Wo siehst du eine eine Möglichkeit, dass Personen mehr über den richtigen Islam erfahren, sodass auch die Islamophobie abnehmen könnte?

Wer den Islam verstehen will, sollte den Koran lesen oder hören. Das lehrt am meisten. Gleich wie die Bibel ein lesenswerter Text ist, lohnt es sich, Zeit in den Koran zu investieren, auch für Nicht-Muslim:innen. Es ist sehr einfach, eine Religion basierend auf Nachrichten zu verurteilen. Besser wäre es, ein eigenes Bild von den Fakten und Theorien des Islams zu bilden. 

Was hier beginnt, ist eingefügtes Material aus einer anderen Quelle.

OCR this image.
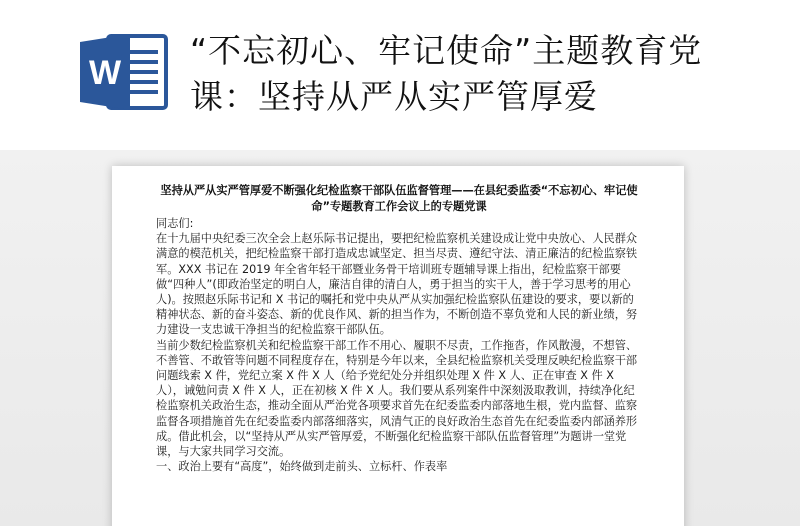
W
“不忘初心、牢记使命”主题教育党课：坚持从严从实严管厚爱

坚持从严从实严管厚爱不断强化纪检监察干部队伍监督管理——在县纪委监委“不忘初心、牢记使命”专题教育工作会议上的专题党课

同志们:

在十九届中央纪委三次全会上赵乐际书记提出，要把纪检监察机关建设成让党中央放心、人民群众满意的模范机关，把纪检监察干部打造成忠诚坚定、担当尽责、遵纪守法、清正廉洁的纪检监察铁军。XXX 书记在 2019 年全省年轻干部暨业务骨干培训班专题辅导课上指出，纪检监察干部要做“四种人”(即政治坚定的明白人，廉洁自律的清白人，勇于担当的实干人，善于学习思考的用心人)。按照赵乐际书记和 X 书记的嘱托和党中央从严从实加强纪检监察队伍建设的要求，要以新的精神状态、新的奋斗姿态、新的优良作风、新的担当作为，不断创造不辜负党和人民的新业绩，努力建设一支忠诚干净担当的纪检监察干部队伍。

当前少数纪检监察机关和纪检监察干部工作不用心、履职不尽责，工作拖沓，作风散漫，不想管、不善管、不敢管等问题不同程度存在，特别是今年以来，全县纪检监察机关受理反映纪检监察干部问题线索 X 件，党纪立案 X 件 X 人（给予党纪处分并组织处理 X 件 X 人、正在审查 X 件 X 人），诫勉问责 X 件 X 人，正在初核 X 件 X 人。我们要从系列案件中深刻汲取教训，持续净化纪检监察机关政治生态，推动全面从严治党各项要求首先在纪委监委内部落地生根，党内监督、监察监督各项措施首先在纪委监委内部落细落实，风清气正的良好政治生态首先在纪委监委内部涵养形成。借此机会，以“坚持从严从实严管厚爱，不断强化纪检监察干部队伍监督管理”为题讲一堂党课，与大家共同学习交流。

一、政治上要有“高度”，始终做到走前头、立标杆、作表率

Es gibt bereits verschiedene Umfragen und Videos, in welchen Passant:innen gefragt werden, ob eine Passage aus dem Koran, der Bibel oder auch einem Film stammt. Besonders bei den gewalttätigen Passagen meinten die meisten, dass sie aus dem Koran sind. Diese falsche Vorstellung ist gesellschaftlich fest verankert und kann nur durch Korrektur dieser Fehlinformationen geändert werden.  

Was ist das Schönste, dass dir deine Religion beigebracht hat? 

Nächstenliebe und Toleranz. Mir wurde beispielsweise immer erklärt: «Du musst andere nicht befürworten oder ihre Ansichten teilen, aber du musst sie akzeptieren». Wenn wir die verschiedenen Religionen objektiv anschauen, besonders in Europa, äussern sich Muslim:innen selten mit restriktiven Vorschlägen anderen Religionen gegenüber.  Etwas anderes, das mir der Islam gelehrt hat, ist Geduld. «Allah liebt die Geduldigen», nicht nur mit sich selbst, sondern auch den Mitmenschen.